Late in January 1593, the Privy Council, worried about what looked like a new bout of plague, wrote a letter to London’s authorities, ordering to close all playhouses. It was one of many times this happened: City fathers, Privy Council, Puritans – a lot of people seemed ready to blame the playhouses for anything, from the corruption of minds, to general dishonesty and health troubles. Let us say that an attempt to contain contagion was one of the saner reasons for closing them down…
We think it fit, the letter went, that all manner of concourse and public meetings of the people at plays, bear-baitings, bowlings and other like assemblies for sports be forbidden…
And 427 years later, it’s still happening in my corner of the world. Or very near to it: I’m not in the “red area”, and so far we’ve had no instances of contagion in the district of Mantua.

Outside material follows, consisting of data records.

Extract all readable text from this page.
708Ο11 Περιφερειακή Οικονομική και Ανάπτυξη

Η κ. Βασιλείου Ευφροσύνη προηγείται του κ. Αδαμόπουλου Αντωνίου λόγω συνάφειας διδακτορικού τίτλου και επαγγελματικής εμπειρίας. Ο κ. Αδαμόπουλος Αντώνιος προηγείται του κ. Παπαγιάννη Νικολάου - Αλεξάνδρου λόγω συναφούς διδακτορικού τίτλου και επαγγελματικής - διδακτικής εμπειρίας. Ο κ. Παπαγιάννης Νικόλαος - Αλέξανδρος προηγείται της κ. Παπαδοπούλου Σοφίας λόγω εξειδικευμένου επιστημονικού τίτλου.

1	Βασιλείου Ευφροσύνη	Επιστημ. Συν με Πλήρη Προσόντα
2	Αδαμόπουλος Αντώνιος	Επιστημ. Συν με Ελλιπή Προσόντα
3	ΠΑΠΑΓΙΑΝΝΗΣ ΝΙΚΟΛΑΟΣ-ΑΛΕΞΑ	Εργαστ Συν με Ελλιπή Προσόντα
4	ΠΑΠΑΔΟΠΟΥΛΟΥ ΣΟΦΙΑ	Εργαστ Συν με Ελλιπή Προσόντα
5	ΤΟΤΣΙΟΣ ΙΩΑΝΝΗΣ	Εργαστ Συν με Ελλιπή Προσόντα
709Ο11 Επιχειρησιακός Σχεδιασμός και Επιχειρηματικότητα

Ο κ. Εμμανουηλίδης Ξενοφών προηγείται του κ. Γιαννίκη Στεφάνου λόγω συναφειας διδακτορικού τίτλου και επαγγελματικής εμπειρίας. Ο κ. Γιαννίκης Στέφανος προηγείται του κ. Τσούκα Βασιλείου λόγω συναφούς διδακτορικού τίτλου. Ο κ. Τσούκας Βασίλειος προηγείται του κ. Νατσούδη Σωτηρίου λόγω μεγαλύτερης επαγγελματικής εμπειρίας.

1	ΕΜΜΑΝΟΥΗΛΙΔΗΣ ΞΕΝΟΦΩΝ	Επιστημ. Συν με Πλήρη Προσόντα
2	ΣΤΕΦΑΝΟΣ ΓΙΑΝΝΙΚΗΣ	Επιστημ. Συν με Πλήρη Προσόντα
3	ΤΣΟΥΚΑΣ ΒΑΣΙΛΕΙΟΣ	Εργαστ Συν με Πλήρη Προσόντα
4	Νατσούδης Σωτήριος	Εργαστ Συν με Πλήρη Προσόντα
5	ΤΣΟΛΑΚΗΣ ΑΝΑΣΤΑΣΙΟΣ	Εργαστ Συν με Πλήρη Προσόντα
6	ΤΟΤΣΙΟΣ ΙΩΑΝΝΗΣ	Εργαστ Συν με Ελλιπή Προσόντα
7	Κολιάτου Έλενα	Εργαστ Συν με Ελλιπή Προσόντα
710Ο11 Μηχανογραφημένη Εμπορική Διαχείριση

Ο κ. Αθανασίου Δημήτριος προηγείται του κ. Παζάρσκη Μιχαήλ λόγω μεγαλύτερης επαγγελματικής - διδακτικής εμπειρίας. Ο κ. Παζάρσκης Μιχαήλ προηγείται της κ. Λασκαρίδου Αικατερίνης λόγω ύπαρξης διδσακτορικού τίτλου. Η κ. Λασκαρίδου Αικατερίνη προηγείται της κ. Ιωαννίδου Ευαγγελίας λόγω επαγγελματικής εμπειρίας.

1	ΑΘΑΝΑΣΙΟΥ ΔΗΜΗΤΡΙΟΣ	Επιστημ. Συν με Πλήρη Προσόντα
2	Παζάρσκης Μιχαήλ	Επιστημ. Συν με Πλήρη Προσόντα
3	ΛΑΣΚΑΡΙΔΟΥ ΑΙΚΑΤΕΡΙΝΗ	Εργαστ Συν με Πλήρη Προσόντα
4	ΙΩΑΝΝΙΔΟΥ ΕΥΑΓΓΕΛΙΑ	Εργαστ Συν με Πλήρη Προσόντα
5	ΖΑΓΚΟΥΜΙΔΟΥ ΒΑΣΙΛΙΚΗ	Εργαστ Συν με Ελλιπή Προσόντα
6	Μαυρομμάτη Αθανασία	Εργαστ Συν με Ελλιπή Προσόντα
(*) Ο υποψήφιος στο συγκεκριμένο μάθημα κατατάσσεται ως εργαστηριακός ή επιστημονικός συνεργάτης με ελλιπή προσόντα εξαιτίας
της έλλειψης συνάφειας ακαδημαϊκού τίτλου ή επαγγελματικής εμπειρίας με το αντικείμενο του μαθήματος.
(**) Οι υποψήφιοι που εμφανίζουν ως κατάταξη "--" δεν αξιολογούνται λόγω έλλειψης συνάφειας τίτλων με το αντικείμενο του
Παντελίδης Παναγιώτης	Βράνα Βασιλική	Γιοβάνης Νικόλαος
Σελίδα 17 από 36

Still, the whole of Lombardy has shut down theatres, cinemas, gyms, churches, sport events – in no particular order, and perhaps in a rather haphazard manner…
What strikes me is the way history repeats itself – or perhaps the way we react to the same things in much the same way across the centuries: precautions taken – not necessarily the best, but meant to contain a contagion of uncertain dynamics; theatres closed; people scrambling to procure pomanders with medicinal herbs; wherry-men on the Thames petitioning for the measures to be lifted – or they’ll go broke; daily counts of the ill and the dead; diffidence towards strangers; profiteering; predictions of doom, and flippant denial, and more than a touch of hysteria on both sides…
And of course “our” virus is absolutely nothing like the plague, and four centuries have passed, and science and society have changed enormously – and yet…
And yet, I’m endlessly fascinated by how, no matter how much time, change, and progress, certain things never change entirely.